Prime viewing of the elk takes place with park naturalists from the nearby Jenny Wiley State Resort Park. There, with the naturalists as your group’s guide, your guests will learn about the history and ecology of the species as well as how to make their unique calls. 

Next head to the park’s theater, where plays explore the famous capture and escape of pioneer woman Jenny Wiley from among local native tribes. 

Finally, while in Prestonsburg, visitors can explore the Middle Creek National Battlefield. This particular battle is often referred to as “the battle that launched a presidency.” Col. James Garfield, who would later become president of the United States, led his Union troops to victory on a cold January day. Period reenactors bring the site to life. Groups have the chance to fire one of the civil war-era replica guns.


Getting sun and fresh air from a trip to Campbellsville is simple. 

“That’s one of the good things about Campbellsville,” said Julie Dennis, interim director of the Taylor County Tourism Commission. “There’s great city life with restaurants and shopping, but in a matter of minutes you can be out in the country, and you feel like you’re away from civilization.”

Many visitors come to Campbellsville to put a line in the water. The tourism office can help organize guided fishing expeditions for groups.

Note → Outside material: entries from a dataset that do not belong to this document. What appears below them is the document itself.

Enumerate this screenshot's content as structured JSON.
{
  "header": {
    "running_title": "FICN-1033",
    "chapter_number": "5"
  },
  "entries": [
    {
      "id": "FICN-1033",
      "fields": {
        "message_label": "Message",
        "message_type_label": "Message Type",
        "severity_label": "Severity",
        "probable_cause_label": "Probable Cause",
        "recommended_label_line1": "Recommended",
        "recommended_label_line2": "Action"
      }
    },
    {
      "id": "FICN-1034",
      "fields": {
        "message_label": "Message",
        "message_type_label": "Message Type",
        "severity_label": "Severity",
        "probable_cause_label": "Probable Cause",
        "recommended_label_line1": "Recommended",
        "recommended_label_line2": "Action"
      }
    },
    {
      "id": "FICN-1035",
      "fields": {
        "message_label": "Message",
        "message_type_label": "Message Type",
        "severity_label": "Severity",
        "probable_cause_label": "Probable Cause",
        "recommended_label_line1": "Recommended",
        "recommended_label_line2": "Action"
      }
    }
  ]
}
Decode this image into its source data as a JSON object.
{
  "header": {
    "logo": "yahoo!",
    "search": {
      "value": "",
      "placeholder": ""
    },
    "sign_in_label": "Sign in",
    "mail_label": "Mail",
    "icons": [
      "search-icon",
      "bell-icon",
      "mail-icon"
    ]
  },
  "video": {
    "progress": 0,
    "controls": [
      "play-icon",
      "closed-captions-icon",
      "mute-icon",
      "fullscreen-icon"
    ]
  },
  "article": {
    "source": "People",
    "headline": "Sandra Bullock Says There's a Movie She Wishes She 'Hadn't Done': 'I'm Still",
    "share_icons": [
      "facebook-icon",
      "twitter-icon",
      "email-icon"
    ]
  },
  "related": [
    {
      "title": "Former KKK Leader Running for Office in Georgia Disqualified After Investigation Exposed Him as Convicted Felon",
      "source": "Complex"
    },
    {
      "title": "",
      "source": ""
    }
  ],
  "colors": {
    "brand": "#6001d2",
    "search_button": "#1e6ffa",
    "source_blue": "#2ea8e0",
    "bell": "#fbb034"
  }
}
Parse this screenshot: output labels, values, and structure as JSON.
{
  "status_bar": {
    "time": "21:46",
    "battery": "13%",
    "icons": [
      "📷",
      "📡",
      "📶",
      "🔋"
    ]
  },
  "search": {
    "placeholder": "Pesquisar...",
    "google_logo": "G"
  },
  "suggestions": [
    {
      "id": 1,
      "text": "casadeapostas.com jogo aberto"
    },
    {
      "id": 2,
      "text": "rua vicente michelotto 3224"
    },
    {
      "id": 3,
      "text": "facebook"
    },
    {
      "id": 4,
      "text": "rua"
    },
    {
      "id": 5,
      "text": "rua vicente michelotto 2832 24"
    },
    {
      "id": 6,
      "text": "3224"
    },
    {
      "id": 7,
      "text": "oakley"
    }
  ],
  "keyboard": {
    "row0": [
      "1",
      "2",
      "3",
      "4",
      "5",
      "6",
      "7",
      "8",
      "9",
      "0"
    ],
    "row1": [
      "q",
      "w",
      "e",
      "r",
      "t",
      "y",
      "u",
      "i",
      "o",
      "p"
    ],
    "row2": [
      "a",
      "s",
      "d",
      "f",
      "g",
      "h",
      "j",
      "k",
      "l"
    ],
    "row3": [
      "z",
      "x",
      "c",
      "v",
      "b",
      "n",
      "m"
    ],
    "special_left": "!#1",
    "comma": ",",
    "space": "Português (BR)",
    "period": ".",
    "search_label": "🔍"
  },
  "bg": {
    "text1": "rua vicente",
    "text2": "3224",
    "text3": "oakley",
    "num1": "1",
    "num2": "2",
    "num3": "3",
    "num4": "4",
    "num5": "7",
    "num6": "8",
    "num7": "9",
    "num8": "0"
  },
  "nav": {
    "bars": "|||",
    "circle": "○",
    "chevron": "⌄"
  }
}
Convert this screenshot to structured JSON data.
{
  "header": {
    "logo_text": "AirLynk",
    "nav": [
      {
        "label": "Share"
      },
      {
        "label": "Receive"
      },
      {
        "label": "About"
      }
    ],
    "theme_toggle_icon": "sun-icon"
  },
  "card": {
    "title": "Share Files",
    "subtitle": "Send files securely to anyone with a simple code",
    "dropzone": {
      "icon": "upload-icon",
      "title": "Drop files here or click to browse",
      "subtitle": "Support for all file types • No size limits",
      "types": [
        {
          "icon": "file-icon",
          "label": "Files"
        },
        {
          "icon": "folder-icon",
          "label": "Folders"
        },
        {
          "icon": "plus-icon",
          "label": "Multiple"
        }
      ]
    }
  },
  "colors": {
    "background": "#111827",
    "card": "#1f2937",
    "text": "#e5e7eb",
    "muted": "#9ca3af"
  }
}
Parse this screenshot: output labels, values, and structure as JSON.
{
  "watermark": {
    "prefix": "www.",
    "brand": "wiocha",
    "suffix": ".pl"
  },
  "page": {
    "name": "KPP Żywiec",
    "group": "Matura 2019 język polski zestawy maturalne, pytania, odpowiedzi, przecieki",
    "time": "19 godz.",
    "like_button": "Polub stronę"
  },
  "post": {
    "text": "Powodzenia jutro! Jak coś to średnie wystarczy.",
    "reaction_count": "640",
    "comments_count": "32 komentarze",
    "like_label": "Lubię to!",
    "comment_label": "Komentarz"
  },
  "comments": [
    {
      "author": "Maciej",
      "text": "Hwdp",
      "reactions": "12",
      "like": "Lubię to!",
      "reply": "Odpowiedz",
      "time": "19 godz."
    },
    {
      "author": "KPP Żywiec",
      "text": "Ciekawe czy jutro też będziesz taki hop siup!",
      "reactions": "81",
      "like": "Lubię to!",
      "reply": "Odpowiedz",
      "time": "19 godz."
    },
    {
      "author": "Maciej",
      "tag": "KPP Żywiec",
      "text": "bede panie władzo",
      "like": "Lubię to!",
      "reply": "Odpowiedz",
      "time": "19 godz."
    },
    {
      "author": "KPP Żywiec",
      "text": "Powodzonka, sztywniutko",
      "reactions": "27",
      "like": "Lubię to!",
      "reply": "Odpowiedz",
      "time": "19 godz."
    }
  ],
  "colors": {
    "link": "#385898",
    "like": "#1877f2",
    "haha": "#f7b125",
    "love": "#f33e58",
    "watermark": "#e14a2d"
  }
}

“A lot of people think of bass fishing, catfishing or fishing for walleye on Green River Lake,” Dennis said. “But when you pull a monster muskie out of the lake, that’s all you need. Everyone loves the muskies.” 

After spending some time on the water, many travelers also make time to visit the area’s historic attractions. Taylor County is rich with Civil War history. Visitors can step back in time while visiting battlefields, toll gates or the Atkinson-Griffin Log House. There, visitors will notice the bloodstains still marring the floor of an upstairs bedroom. 

“I’m no historian, but it’s amazing how many contacts we get a week with people wanting to tour the historical sites,” Dennis said. “I’m amazed by it.”